Innanzi tutto farei conoscere le importanti esperienze di imprenditoria femminile, grande riferimento per l’agricoltura che vede in crescita la titolarità e il protagonismo delle donne. Le donne hanno scritto nel loro dna il tema alimentare, per la loro capacità di alimentare la famiglia e di nutrire i/le figli/e quando nascono; in agricoltura si ritrova o si esprime questa caratteristica, rivolgendola ad altri, alla società nel suo complesso, con una particolare attenzione alla qualità, alla multifunzionalità, alla capacità di allargare lo sguardo dell’azienda alla cura del territorio e sul mondo circostante: la donna imprenditrice agricola è innovativa, pensiamo ad esperienze come l’agriturismo, ai servizi al pubblico (agrinido, fattorie didattiche…). Inoltre, nella crisi c’è un ritorno alla terra, a riscoprire l’ambiente in generale come attrattiva per i/le giovani e per le donne. In Confederazione abbiamo molti progetti che vanno in questa direzione, come quelli portati avanti dall’associazione Donne in campo: occasioni e strumenti per supportate giovani donne nel fare impresa, per avvicinare l’agricoltura.

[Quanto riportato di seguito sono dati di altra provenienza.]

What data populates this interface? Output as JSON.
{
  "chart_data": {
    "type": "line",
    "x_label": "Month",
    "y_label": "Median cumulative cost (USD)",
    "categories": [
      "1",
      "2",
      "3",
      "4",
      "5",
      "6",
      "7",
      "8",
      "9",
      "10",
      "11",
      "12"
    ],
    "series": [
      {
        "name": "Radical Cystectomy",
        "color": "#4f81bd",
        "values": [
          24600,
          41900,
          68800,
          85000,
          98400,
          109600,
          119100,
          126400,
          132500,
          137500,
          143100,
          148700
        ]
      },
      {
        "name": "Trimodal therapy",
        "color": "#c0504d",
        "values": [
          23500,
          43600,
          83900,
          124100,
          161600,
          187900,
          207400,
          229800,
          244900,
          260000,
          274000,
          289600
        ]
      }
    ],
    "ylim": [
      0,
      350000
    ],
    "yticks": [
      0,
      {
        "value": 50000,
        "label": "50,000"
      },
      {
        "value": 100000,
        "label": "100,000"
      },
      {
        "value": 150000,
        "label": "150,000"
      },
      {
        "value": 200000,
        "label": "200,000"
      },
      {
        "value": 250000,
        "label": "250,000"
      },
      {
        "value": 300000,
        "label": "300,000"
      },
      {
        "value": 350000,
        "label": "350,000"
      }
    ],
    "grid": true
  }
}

Il sondaggio di questo mese ci presenta delle donne soddisfatte, visto il 36% di impegnata e il 32% piena di progetti. La stanchezza riguarda il 21% delle votanti e, fortunatamente, solo la percentuale più bassa (8%) si dice frustrata. Peccato, ancora una volta, per quello 0% del realizzata. Moltissime lettrici hanno risposto al sondaggio. I progetti fioccano, numerosi e virtuosi: “Godersi la vita dando ascolto al cuore immergendosi in mille e più interessi dopo aver reso indipendenti due figli e un marito” confessa Rita, mentre Silvia Amato afferma orgogliosa “sono una combattente, i progetti sono sempre molti. Sono stanca ma questo non farà sì che io smetta di lottare”. Grande è il desiderio di lavorare e di essere parte attiva e produttiva del paese, del mondo, anche se, per alcune, l’età diventa un grosso problema, non solo estetico, come sottolinea Gianna: “I sessanta li ho raggiunti quest'anno e devo dire che sono un traguardo pesante, a sessant’anni si entra di diritto nella vecchiaia e a me dispiace, non sono pronta, per me questa è la difficoltà più grande” anche se lei stessa prosegue affermando “sono molto attiva nell’impegno volontario e mi interessa il mondo che mi circonda [..] amo la vita e gli esseri umani”. A prevalere, nonostante le burrasche, è senz’altro la positività di donne che sanno bene ciò che desiderano, e lo dichiarano con altruismo: “le prospettive sono anche le mie aspettative, un futuro di serenità, dignità per me per i miei figli e per tutta l'umanità onesta” scrive Antonella Schirippa. Un’altra lettrice vorrebbe “vivere esperienze che porteranno a migliorare la situazione dei poveri, degli emarginati, degli esclusi”. C’è chi, come Carmela, vuole trovare un lavoro part-time per poter continuare a dedicarsi alle sue passioni (volontariato sociale e arti figurative) e chi, come Daniela Musumeci, vuole dedicare quanto più tempo possibile all'arte (poesia, musica, danza). Una risposta anonima alla domanda “Quale pensi sia la difficoltà più grande?”: il maschilismo di ritorno!